Por Gustavo Berganza - Guatemala, 13 de diciembre de 2005

La separación entre Iglesia y Estado es un mito.

La reciente aprobación de la Ley de Acceso Universal y Equitativo de Servicios de Planificación Familiar y las presiones que ejercen los obispos católicos y sus contrapartes evangélicos para vetarla, ha sacado a relucir nuevamente el tema de la separación entre el Estado y las Iglesias. Las que exigen que el Presidente refrende esa ley, resista las presiones religiosas y le piden hacerlo basados en la idea de que Guatemala es un Estado laico.

Con perdón, pero no puede haber argumento más endeble. En Guatemala, la relación entre Estado e Iglesias nunca ha tenido fronteras tan definidas como las que existen por ejemplo en Francia. Con excepción del breve período en que Justo Rufino Barrios persiguió a obispos y curas católicos, los gobiernos siempre han sido muy complacientes con las religiones y sus representantes.
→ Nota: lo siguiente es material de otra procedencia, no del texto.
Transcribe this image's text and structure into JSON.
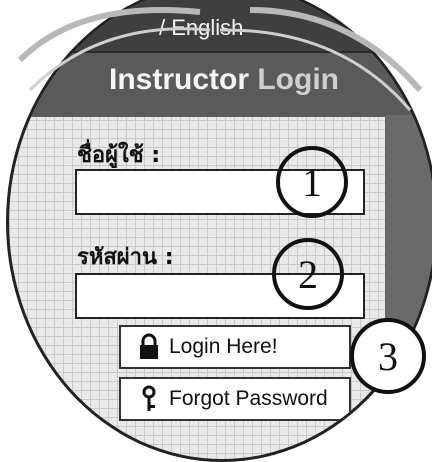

Sin ir muy lejos, luego del arranque de macho viejo por el que Justo Rufino Barrios expropió las propiedades de la Iglesia católica y exilió al arzobispo José Piñol y Aycinena, firmó un concordato con León XIII, en el cual no sólo ofreció indemnizar a la Iglesia católica sino, encima, prometió un subsidio estatal para el funcionamiento del seminario arquidiocesano.

El sucesor de Barrios, Manuel Lisandro Barillas, liberal también, tuvo como ministro de Relaciones Exteriores al cura Ángel, Arroyo, quien había sido ya diputado y presidente de la Asamblea Legislativa en 1883. Los gobiernos liberales, a la vez de mantener ese amantazgo con la Iglesia católica, apoyaron activamente el establecimiento de iglesias protestantes. No olvidemos que gracias al presidente José María Reyna Barrios la Iglesia presbiteriana pudo construir el templo que todavía conserva en la 5a. calle zona 1, atrás del Palacio Presidencial. El entonces mandatario les regaló ese terreno que antes formaba parte del expropiado convento de Concepción.

En la década de los 80, vimos cómo la estrategia contrainsurgente de los gobiernos militares fomentó el desarrollo de iglesias neopentecostales. Y durante el presente periodo constitucional, no debemos olvidar la enorme influencia del Opus Dei sobre el gobierno de Álvaro Arzú y el fervor que Óscar Berger manifiesta por los íconos católicos, en particular pertenecientes a la orden dominica. Este Presidente condecoró ¡dos veces! con la Orden del Quetzal a la imagen de Santo Domingo de Guzmán: una en el templo de Xenacoj y otra en la capital, en la basílica del Rosario.

Así que no se extrañen si al final este gobierno da el piojo ante el berrinche de los obispos católicos y el chantaje de los ministros evangélicos y termina vetando la Ley de Acceso Universal y Equitativo de Servicios de Planificación Familiar. En un Estado para-religioso como el que vivimos, eso es lo previsible.